Despite the growing risks to the global economy and slightly lower domestic economic growth than expected, the central bank said price and wage inflation may accelerate and financial imbalances may build up - raising the risk of a sharper economic downturn in the future - if rates were not raised.
"Overall, the outlook and the balance of risks imply a gradual interest rate increases in the years ahead," Olsen said.
However, NB also said global trade conflicts were dampening the economic upturn among its trading partners and in years ahead capacity constraints would like cause growth to slow.
"Higher trade barriers and persistent uncertainty may weigh on import growth among Norway's trading partners, but may also lead to the krone remaining weaker than assumed," NB said.
Norway's mainland economy was seen growing 2.5 percent this year, down from 2.6 percent previously forecast, and 2.5 percent in 2019, up from 2.3 percent forecast in June.
In 2020 the economy is seen growing 1.8 percent and then 1.2 percent in 2021.
The growth forecast for this year and next is in line with the International Monetary Fund's forecast for Norwegian mainland growth this year of 2.5 percent and 2.4 percent in 2019.
Norway's economy has been expanding steadily since late 2016, boosted by the global upturn and higher oil prices, resulting in higher employment and wages, and thus household demand.
In the second quarter of this year Gross Domestic Product grew by 3.3 percent year-on-year, up from a contraction of 0.7 percent in the first quarter.
Inflation has also been picking up all year, rising to a higher-than-expected 3.4 percent in August from 3.0 percent in July, reflecting rising underlying inflation and higher electricity prices.
NB forecast headline inflation would average 2.7 percent this year, up from June's forecast of 2.3 percent, but then fall to 1.3 percent in 2019, down from 1.6 percent. In 2020 inflation is seen averaging 1.4 percent and then 1.8 percent in 2021.
In March Norway's government lowered its inflation target to 2.0 percent from the 2.5 percent target that had been in place for 17 years, giving Norway the same inflation target as in most other developed economies.
Norges Bank released the following press release:
"The upturn in the Norwegian economy continues. Spare capacity is gradually diminishing, and capacity utilisation now appears to be close to a normal level. Underlying inflation is close to the 2 percent inflation target.

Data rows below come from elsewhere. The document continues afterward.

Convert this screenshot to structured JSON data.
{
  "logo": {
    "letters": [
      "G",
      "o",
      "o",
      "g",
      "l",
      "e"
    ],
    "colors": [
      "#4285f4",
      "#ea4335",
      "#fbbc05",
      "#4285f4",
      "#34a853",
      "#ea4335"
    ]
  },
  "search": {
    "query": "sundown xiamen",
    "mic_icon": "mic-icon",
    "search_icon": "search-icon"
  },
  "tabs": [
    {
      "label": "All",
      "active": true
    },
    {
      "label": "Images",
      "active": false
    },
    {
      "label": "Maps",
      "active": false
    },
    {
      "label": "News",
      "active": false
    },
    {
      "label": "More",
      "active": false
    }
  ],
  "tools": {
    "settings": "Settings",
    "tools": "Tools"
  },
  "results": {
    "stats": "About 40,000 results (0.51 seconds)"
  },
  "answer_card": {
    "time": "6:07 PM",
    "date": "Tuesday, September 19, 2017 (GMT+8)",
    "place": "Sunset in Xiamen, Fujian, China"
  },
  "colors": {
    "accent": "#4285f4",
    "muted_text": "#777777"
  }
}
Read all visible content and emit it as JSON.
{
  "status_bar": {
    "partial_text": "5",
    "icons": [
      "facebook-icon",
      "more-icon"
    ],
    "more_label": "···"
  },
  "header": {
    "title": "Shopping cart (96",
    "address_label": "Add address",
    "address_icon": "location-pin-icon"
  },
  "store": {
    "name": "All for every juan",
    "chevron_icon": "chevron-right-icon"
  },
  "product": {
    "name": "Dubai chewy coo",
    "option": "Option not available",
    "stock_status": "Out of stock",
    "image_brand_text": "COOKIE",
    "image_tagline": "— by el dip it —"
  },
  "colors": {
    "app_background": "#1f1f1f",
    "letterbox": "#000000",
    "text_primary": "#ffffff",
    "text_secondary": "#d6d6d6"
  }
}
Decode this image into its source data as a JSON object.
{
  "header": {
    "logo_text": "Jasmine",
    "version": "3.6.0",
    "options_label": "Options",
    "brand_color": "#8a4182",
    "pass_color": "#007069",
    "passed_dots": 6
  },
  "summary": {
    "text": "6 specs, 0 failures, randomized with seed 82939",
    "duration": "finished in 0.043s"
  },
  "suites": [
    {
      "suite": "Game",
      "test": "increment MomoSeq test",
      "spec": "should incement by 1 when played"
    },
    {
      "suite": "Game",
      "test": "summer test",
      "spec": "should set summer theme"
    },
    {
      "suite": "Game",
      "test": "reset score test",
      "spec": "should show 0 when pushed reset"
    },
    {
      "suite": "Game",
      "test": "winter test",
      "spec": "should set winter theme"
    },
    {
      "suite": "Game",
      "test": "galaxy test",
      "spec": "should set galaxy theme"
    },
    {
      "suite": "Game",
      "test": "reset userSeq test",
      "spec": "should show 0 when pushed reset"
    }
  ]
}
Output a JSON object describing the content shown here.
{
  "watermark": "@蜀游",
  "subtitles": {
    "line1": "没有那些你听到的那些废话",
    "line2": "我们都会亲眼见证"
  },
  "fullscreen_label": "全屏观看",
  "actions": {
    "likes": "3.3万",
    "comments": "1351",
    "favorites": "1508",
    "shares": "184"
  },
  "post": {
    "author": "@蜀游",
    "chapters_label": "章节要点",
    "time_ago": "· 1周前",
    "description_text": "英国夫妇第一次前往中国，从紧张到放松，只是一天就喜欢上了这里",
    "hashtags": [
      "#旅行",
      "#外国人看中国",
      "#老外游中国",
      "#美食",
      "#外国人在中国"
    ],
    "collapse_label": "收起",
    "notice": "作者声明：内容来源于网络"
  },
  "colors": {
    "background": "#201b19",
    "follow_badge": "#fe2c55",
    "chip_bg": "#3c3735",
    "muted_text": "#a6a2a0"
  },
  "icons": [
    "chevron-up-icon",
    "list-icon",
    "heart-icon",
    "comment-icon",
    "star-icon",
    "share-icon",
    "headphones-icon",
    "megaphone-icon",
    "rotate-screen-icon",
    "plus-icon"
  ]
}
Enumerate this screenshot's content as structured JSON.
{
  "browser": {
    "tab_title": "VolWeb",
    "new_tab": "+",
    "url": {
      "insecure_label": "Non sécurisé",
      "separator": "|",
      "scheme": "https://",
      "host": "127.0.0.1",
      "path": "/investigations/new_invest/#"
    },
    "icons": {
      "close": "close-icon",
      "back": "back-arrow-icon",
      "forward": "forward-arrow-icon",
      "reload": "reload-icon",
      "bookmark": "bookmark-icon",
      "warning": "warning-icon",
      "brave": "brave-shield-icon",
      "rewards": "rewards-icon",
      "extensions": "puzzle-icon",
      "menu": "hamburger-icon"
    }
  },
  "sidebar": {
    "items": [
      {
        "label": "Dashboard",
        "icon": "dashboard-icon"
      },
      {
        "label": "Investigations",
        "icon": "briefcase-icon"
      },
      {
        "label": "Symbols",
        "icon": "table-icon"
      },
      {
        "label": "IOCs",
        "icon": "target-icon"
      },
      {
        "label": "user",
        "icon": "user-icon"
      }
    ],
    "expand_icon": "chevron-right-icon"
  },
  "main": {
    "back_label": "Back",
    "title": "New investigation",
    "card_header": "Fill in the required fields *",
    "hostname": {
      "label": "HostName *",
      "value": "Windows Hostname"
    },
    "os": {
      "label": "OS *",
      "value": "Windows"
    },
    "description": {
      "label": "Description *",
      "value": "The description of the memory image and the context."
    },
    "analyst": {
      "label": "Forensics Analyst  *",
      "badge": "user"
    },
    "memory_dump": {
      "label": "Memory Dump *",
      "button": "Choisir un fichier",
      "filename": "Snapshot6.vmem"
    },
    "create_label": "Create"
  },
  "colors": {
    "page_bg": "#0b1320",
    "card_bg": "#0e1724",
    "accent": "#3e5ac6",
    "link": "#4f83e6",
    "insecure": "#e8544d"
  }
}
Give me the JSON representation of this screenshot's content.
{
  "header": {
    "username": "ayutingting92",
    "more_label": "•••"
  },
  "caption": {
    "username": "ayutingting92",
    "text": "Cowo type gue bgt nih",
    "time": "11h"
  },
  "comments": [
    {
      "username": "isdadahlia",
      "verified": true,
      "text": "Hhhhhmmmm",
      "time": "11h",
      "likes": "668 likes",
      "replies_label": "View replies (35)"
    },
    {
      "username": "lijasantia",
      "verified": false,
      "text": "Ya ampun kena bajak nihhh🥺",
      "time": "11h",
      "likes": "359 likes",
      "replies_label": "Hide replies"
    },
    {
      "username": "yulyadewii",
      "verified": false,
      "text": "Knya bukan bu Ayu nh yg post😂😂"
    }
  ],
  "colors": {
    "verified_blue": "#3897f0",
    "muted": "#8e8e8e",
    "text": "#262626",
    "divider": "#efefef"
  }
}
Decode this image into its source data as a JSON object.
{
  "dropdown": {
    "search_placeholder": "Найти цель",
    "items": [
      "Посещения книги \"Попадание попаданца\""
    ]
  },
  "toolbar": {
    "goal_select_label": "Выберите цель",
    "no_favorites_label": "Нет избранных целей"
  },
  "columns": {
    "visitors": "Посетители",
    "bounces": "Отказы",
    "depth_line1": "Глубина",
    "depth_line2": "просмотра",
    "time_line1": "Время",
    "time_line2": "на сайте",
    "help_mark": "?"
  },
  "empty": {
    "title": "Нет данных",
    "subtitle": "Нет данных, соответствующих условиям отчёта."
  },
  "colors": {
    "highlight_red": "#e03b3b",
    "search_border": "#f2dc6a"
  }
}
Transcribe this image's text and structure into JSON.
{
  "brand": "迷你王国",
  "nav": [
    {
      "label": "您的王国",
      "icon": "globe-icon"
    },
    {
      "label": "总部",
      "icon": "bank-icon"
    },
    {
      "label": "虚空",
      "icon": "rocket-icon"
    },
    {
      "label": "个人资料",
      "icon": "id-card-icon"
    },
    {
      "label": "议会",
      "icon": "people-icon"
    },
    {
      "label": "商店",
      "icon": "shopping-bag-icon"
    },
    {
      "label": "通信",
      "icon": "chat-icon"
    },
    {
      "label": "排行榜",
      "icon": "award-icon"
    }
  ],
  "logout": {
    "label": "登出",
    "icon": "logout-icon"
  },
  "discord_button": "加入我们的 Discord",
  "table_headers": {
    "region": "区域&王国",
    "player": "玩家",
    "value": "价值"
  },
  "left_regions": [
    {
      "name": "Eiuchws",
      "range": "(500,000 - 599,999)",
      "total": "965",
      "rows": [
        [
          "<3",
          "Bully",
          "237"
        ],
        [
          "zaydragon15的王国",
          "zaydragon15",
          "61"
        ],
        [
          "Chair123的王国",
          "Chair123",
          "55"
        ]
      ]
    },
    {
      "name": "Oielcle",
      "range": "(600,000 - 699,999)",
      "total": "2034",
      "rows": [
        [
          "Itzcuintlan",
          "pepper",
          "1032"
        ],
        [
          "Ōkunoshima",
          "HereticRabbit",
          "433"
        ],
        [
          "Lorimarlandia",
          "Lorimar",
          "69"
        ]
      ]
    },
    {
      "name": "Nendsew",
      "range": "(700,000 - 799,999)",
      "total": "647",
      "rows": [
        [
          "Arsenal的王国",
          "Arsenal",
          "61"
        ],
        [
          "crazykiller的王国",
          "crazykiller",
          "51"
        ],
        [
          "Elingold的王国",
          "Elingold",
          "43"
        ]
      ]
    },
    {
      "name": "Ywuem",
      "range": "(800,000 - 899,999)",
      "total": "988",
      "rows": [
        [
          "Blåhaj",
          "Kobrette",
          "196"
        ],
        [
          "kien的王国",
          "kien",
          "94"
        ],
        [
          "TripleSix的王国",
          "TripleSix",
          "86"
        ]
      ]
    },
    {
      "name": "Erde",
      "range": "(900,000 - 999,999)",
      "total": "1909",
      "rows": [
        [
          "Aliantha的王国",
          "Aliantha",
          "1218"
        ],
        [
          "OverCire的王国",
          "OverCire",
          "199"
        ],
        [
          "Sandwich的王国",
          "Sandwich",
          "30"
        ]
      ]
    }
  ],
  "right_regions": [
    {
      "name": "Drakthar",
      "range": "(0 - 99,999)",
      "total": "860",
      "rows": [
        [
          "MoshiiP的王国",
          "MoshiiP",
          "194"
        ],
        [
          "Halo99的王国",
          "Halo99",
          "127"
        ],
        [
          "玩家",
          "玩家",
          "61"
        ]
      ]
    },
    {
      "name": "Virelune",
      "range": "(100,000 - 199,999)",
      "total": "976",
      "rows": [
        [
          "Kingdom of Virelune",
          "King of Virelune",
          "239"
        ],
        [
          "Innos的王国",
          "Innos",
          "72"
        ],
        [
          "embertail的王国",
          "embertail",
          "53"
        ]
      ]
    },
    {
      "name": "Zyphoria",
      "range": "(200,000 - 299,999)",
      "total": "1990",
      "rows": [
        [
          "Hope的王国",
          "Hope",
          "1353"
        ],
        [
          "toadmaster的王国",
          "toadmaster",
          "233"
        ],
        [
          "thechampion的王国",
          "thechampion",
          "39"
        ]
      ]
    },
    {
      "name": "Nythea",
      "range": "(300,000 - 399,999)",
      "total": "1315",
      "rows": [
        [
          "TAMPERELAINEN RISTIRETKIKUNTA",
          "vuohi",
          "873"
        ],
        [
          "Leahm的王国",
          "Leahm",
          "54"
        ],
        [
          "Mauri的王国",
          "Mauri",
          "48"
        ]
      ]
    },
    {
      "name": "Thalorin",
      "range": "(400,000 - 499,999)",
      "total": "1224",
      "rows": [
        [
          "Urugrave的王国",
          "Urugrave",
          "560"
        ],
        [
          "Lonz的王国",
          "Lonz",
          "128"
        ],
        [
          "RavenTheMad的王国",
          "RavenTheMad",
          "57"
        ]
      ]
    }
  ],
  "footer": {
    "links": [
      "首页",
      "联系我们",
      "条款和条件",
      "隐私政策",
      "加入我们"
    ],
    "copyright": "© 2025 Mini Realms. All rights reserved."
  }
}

Overall, the outlook and the balance of risks imply a gradual interest rate increase in the years ahead. If the key policy rate is kept at the current level for too long, price and wage inflation may accelerate and financial imbalances build up further. That would increase the risk of a sharp economic downturn further out. Uncertainty surrounding the effects of higher interest rates suggests a cautious approach to interest rate setting.
The interest rate outlook is little changed from the June 2018 Monetary Policy Report. With a gradual interest rate increase, inflation is projected to be close to the target some years ahead, at the same time as unemployment remains low.
"The Executive Board's current assessment of the outlook and balance of risks suggests that the key policy rate will most likely be increased further in 2019 Q1", says Governor Øystein Olsen."